Nazi propaganda has proven not only immensely powerful, but long-lasting, a new study shows. The findings, discovered by researchers from the US and Switzerland and reported by Israel Hayom, reveal the long-term impact of the totalitarian regime on youngsters growing up at the time.

Researchers examined attitude surveys conducted between 1996 and 2006, reflecting the views of 5,300 people from 264 towns and cities across Germany. The questionnaires, known as the German General Social Surveys, asked respondents about a range of issues, including their opinions of Jews, and the answers could be sorted by age, gender and location.

Survey results revealed that those born in the 1930s, who spent their formative years in the Nazi-ruled education system, were most likely to hold extreme anti-Semitic views, even half a century after the Holocaust.
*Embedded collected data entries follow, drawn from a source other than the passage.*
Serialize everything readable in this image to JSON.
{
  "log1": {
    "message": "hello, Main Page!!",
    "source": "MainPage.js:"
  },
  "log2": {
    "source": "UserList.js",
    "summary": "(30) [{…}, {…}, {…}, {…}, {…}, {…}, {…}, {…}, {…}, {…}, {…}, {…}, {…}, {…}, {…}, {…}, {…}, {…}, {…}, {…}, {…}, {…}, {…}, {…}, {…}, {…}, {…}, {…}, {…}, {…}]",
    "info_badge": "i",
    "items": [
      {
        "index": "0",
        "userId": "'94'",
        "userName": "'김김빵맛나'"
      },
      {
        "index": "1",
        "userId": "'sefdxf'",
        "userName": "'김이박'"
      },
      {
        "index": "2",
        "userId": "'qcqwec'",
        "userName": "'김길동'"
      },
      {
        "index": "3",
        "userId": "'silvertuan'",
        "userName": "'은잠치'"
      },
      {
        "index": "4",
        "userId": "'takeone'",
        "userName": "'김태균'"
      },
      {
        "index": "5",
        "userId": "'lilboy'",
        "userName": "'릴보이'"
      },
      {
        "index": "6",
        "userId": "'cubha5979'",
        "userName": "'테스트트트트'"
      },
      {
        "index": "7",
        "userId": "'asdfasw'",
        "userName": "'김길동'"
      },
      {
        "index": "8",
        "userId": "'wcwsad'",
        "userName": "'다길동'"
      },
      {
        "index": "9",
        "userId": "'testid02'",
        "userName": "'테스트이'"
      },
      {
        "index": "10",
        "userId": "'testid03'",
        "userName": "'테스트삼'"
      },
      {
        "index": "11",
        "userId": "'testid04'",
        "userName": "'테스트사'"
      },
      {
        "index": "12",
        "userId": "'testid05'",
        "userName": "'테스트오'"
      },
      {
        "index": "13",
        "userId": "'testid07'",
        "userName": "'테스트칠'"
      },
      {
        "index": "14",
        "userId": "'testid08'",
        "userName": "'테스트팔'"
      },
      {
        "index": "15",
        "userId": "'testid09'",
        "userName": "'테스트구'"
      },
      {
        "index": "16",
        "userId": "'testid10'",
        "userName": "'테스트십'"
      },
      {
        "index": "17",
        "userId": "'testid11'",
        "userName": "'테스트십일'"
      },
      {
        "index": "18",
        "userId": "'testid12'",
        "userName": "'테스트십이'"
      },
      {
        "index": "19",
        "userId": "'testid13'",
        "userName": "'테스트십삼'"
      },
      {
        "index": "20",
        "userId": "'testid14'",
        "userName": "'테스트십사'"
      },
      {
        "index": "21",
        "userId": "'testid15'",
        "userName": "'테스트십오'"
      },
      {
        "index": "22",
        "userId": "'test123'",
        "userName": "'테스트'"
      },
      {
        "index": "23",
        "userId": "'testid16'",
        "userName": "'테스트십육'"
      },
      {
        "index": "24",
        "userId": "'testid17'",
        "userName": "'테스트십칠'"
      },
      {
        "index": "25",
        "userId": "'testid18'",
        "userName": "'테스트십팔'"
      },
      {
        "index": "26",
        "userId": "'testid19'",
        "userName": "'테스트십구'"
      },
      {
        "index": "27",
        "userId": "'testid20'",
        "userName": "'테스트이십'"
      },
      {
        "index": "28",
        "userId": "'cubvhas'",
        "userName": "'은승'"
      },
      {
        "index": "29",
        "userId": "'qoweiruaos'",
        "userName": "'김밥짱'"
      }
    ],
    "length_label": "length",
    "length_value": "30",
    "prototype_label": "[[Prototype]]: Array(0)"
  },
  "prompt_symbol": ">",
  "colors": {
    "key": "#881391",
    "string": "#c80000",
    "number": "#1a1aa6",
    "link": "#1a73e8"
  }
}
“It’s not just that Nazi schooling worked, that if you subject people to a totalitarian regime during their formative years it will influence the way their mind works. The striking thing is that it doesn’t go away afterward,” said Hans-Joachim Voth of the University of Zurich, one of the study’s authors.

The location of respondents also reflected that the Nazi propaganda machine was most effective where underlying prejudice already existed. Using voting records from as far back as the 1890s, researchers found a pattern. Those who came from regions which voted for traditionally anti-Semitic parties were more likely to hold extreme anti-Semitic views today.

“The extent to which Nazi schooling worked depended crucially on whether the overall environment where children grew up was already a bit anti-Semitic,” said Voth. “It tells you that indoctrination can work, it can last to a surprising extent, but the way it works has to be compatible to something people already believe.”

Benjamin Ortmeyer, head of research into Nazi education at Goethe University in Germany, is unsurprised by the findings. He was not involved in the study, but says the results make sense.

“The significance of this kind of propaganda hasn’t really been exposed,” Ortmeyer added. “Compared to the brutal deeds of the Nazi mass murderers, this area of crimes, the brainwashing, was largely ignored.”

Ortmeyer believes this is due to an unwillingness among Germans of the time to talk about their experiences. In contrast to Jewish survivors, who bear witness to the atrocities they suffered, Germans prefer to preserve the memories of their happy childhoods.

Ortmeyer noted the way the Nazis wove their propaganda into the education system in every subject area, sometimes even recruiting students as unwitting accomplices, requiring them to do “projects” finding names of Jewish families recently converted to Christianity in church records and using that information later to hunt down Jews.

There were exceptions, Ortmeyer pointed out, including youth resistance movements  such as the “White Rose” in Munich and the “Edelweiss Pirates” in Cologne. “Those are important examples for young people these days,” he said.

Unexpectedly, researchers found that respondents born in the 1920s held only marginally more anti-Semitic views than those born in the 1940s, after the Nazi regime, though the former group had grown up under Nazi influence. They posit that perhaps those with the most extreme beliefs at the time, being old enough to enlist, might not have survived the war.

“We can’t prove it, but it seems likely to us, based on the patterns in the data, that these were the cohorts that weren’t drafted but by the end of the war they could volunteer for the Waffen SS. And they had an incredibly high casualty rate,” said Voth.